IETF Floats Draft PRISM-Proof Security Considerations 75
hypnosec writes "PRISM-Proof Security Considerations, a draft proposal to make it harder for governments to implement and carry out surveillance activities like PRISM, has been floated by the Internet Engineering Task Force (IETF). The draft highlights security concerns as a result of government sponsored PRISM-like projects and the security controls that may be put into place to mitigate the risks of interception capabilities. Authored by Phillip Hallam-Baker of the Comodo Group the draft is however very sparse on details on how the Internet can be PRISM-proofed."
Re:IETF is better than NIST, how? (Score:5, Insightful)
I can't imagine what difference it would make.

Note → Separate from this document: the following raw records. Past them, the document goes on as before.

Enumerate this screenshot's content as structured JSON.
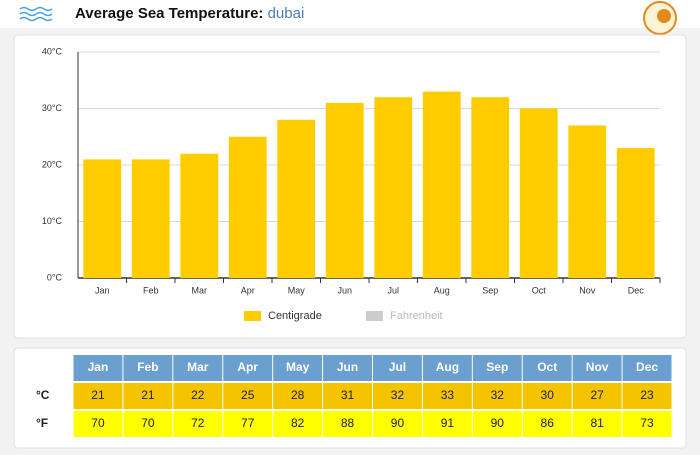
{
  "header": {
    "title": "Average Sea Temperature:",
    "location": "dubai"
  },
  "chart_data": {
    "type": "bar",
    "categories": [
      "Jan",
      "Feb",
      "Mar",
      "Apr",
      "May",
      "Jun",
      "Jul",
      "Aug",
      "Sep",
      "Oct",
      "Nov",
      "Dec"
    ],
    "series": [
      {
        "name": "Centigrade",
        "color": "#ffcc00",
        "values": [
          21,
          21,
          22,
          25,
          28,
          31,
          32,
          33,
          32,
          30,
          27,
          23
        ]
      },
      {
        "name": "Fahrenheit",
        "color": "#cccccc",
        "hidden": true,
        "values": [
          70,
          70,
          72,
          77,
          82,
          88,
          90,
          91,
          90,
          86,
          81,
          73
        ]
      }
    ],
    "ylim": [
      0,
      40
    ],
    "yticks": [
      {
        "value": 0,
        "label": "0°C"
      },
      {
        "value": 10,
        "label": "10°C"
      },
      {
        "value": 20,
        "label": "20°C"
      },
      {
        "value": 30,
        "label": "30°C"
      },
      {
        "value": 40,
        "label": "40°C"
      }
    ],
    "grid": true
  },
  "table": {
    "row_labels": [
      "°C",
      "°F"
    ]
  }
}
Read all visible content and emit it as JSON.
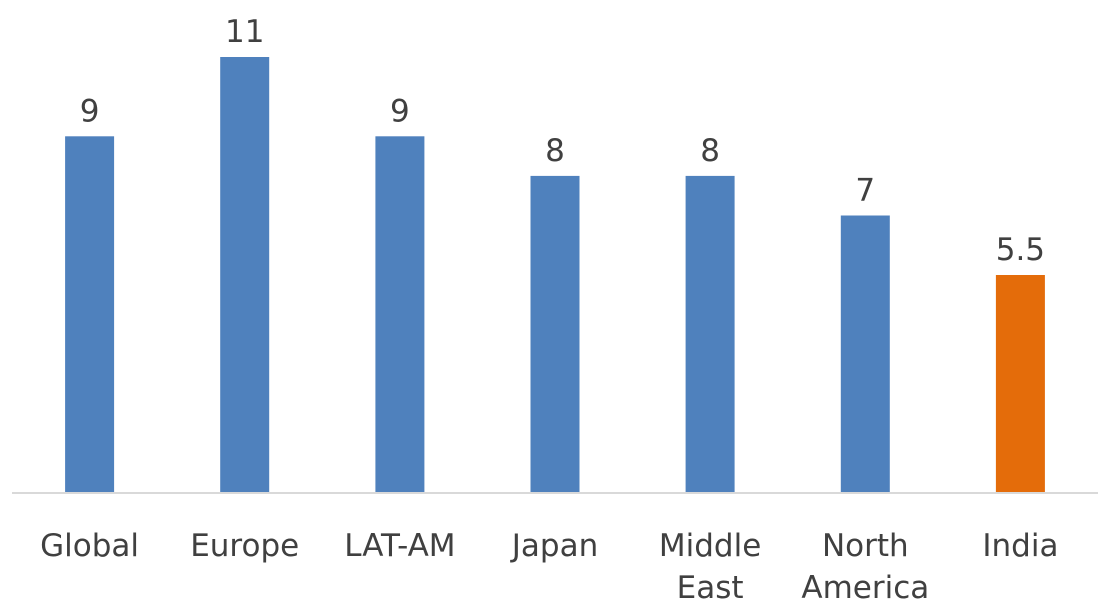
{
  "chart_data": {
    "type": "bar",
    "title": "",
    "xlabel": "",
    "ylabel": "",
    "categories": [
      "Global",
      "Europe",
      "LAT-AM",
      "Japan",
      "Middle East",
      "North America",
      "India"
    ],
    "category_lines": [
      [
        "Global"
      ],
      [
        "Europe"
      ],
      [
        "LAT-AM"
      ],
      [
        "Japan"
      ],
      [
        "Middle",
        "East"
      ],
      [
        "North",
        "America"
      ],
      [
        "India"
      ]
    ],
    "values": [
      9,
      11,
      9,
      8,
      8,
      7,
      5.5
    ],
    "value_labels": [
      "9",
      "11",
      "9",
      "8",
      "8",
      "7",
      "5.5"
    ],
    "ylim": [
      0,
      11
    ],
    "grid": false,
    "legend": "none",
    "colors": {
      "default_bar": "#4F81BD",
      "highlight_bar": "#E46C0A",
      "axis": "#D9D9D9",
      "text": "#404040"
    },
    "highlight_category": "India"
  }
}
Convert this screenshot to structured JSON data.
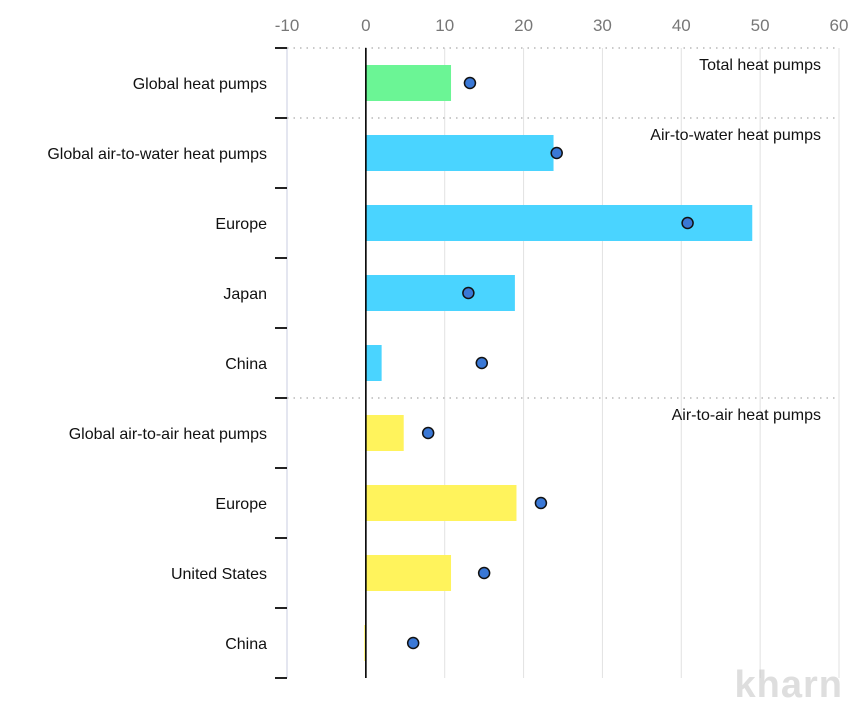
{
  "chart_data": {
    "type": "bar",
    "xlim": [
      -10,
      60
    ],
    "xticks": [
      -10,
      0,
      10,
      20,
      30,
      40,
      50,
      60
    ],
    "grid": true,
    "groups": [
      {
        "label": "Total heat pumps",
        "color": "#6bf595",
        "start": 0,
        "count": 1
      },
      {
        "label": "Air-to-water heat pumps",
        "color": "#4ad4ff",
        "start": 1,
        "count": 4
      },
      {
        "label": "Air-to-air heat pumps",
        "color": "#fff35c",
        "start": 5,
        "count": 4
      }
    ],
    "categories": [
      "Global heat pumps",
      "Global air-to-water heat pumps",
      "Europe",
      "Japan",
      "China",
      "Global air-to-air heat pumps",
      "Europe",
      "United States",
      "China"
    ],
    "series": [
      {
        "name": "bar",
        "values": [
          10.8,
          23.8,
          49.0,
          18.9,
          2.0,
          4.8,
          19.1,
          10.8,
          -0.2
        ]
      },
      {
        "name": "dot",
        "color": "#3a78d6",
        "values": [
          13.2,
          24.2,
          40.8,
          13.0,
          14.7,
          7.9,
          22.2,
          15.0,
          6.0
        ]
      }
    ]
  },
  "watermark": "kharn"
}
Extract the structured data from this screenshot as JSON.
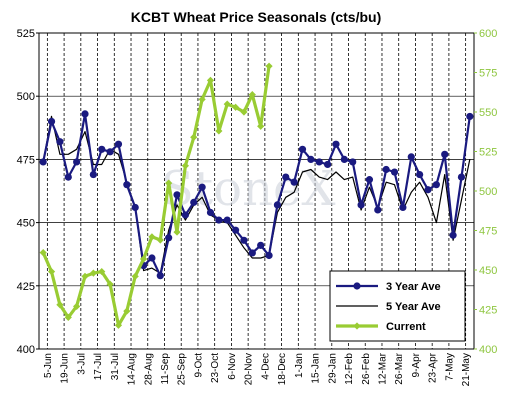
{
  "chart_data": {
    "type": "line",
    "title": "KCBT Wheat Price Seasonals (cts/bu)",
    "watermark": "StoneX",
    "colors": {
      "three_year": "#1a1a80",
      "five_year": "#000000",
      "current": "#99cc33",
      "right_axis": "#8ec63f",
      "plot_border": "#000000"
    },
    "left_axis": {
      "ylim": [
        400,
        525
      ],
      "ticks": [
        "400",
        "425",
        "450",
        "475",
        "500",
        "525"
      ],
      "tick_values": [
        400,
        425,
        450,
        475,
        500,
        525
      ]
    },
    "right_axis": {
      "ylim": [
        400,
        600
      ],
      "ticks": [
        "400",
        "425",
        "450",
        "475",
        "500",
        "525",
        "550",
        "575",
        "600"
      ],
      "tick_values": [
        400,
        425,
        450,
        475,
        500,
        525,
        550,
        575,
        600
      ]
    },
    "x_labels": [
      "5-Jun",
      "19-Jun",
      "3-Jul",
      "17-Jul",
      "31-Jul",
      "14-Aug",
      "28-Aug",
      "11-Sep",
      "25-Sep",
      "9-Oct",
      "23-Oct",
      "6-Nov",
      "20-Nov",
      "4-Dec",
      "18-Dec",
      "1-Jan",
      "15-Jan",
      "29-Jan",
      "12-Feb",
      "26-Feb",
      "12-Mar",
      "26-Mar",
      "9-Apr",
      "23-Apr",
      "7-May",
      "21-May"
    ],
    "grid": {
      "vertical_dashed": true,
      "horizontal_solid": true
    },
    "legend": {
      "position": "bottom-right"
    },
    "series": [
      {
        "name": "3 Year Ave",
        "axis": "left",
        "marker": "circle",
        "values": [
          474,
          490,
          482,
          468,
          474,
          493,
          469,
          479,
          478,
          481,
          465,
          456,
          433,
          436,
          429,
          444,
          461,
          453,
          458,
          464,
          454,
          451,
          451,
          447,
          443,
          438,
          441,
          437,
          457,
          468,
          466,
          479,
          475,
          474,
          473,
          481,
          475,
          474,
          457,
          467,
          455,
          471,
          470,
          456,
          476,
          469,
          463,
          465,
          477,
          445,
          468,
          492
        ]
      },
      {
        "name": "5 Year Ave",
        "axis": "left",
        "values": [
          474,
          492,
          477,
          477,
          479,
          486,
          473,
          473,
          479,
          477,
          466,
          456,
          431,
          432,
          430,
          447,
          457,
          451,
          457,
          460,
          453,
          451,
          450,
          445,
          440,
          436,
          436,
          437,
          454,
          460,
          462,
          470,
          471,
          468,
          467,
          470,
          467,
          468,
          455,
          464,
          456,
          466,
          465,
          455,
          462,
          466,
          460,
          450,
          469,
          443,
          459,
          475
        ]
      },
      {
        "name": "Current",
        "axis": "right",
        "marker": "diamond",
        "values": [
          461,
          449,
          428,
          420,
          427,
          446,
          448,
          449,
          441,
          415,
          424,
          446,
          457,
          471,
          469,
          505,
          474,
          516,
          534,
          558,
          570,
          538,
          555,
          553,
          550,
          561,
          541,
          579
        ]
      }
    ]
  }
}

Well not being owned by the US Government might be a good start, don't you think?
There is some (debated) evidence that NIST was compromised by directions from above, by external control of its budget, etc.
Lets face it, security and privacy were not designed into the protocols we use on the internet today, they were bolted on afterward, and the government played a big (and self serving) part of that effort. Any amount of data hardening would be welcome at this point. There will still be metadata that can be collected but content should be able to be kept private by default.
I would rather have a community of enraged engineers driving the design and management than a bunch of federal paper pushers with a police mentality.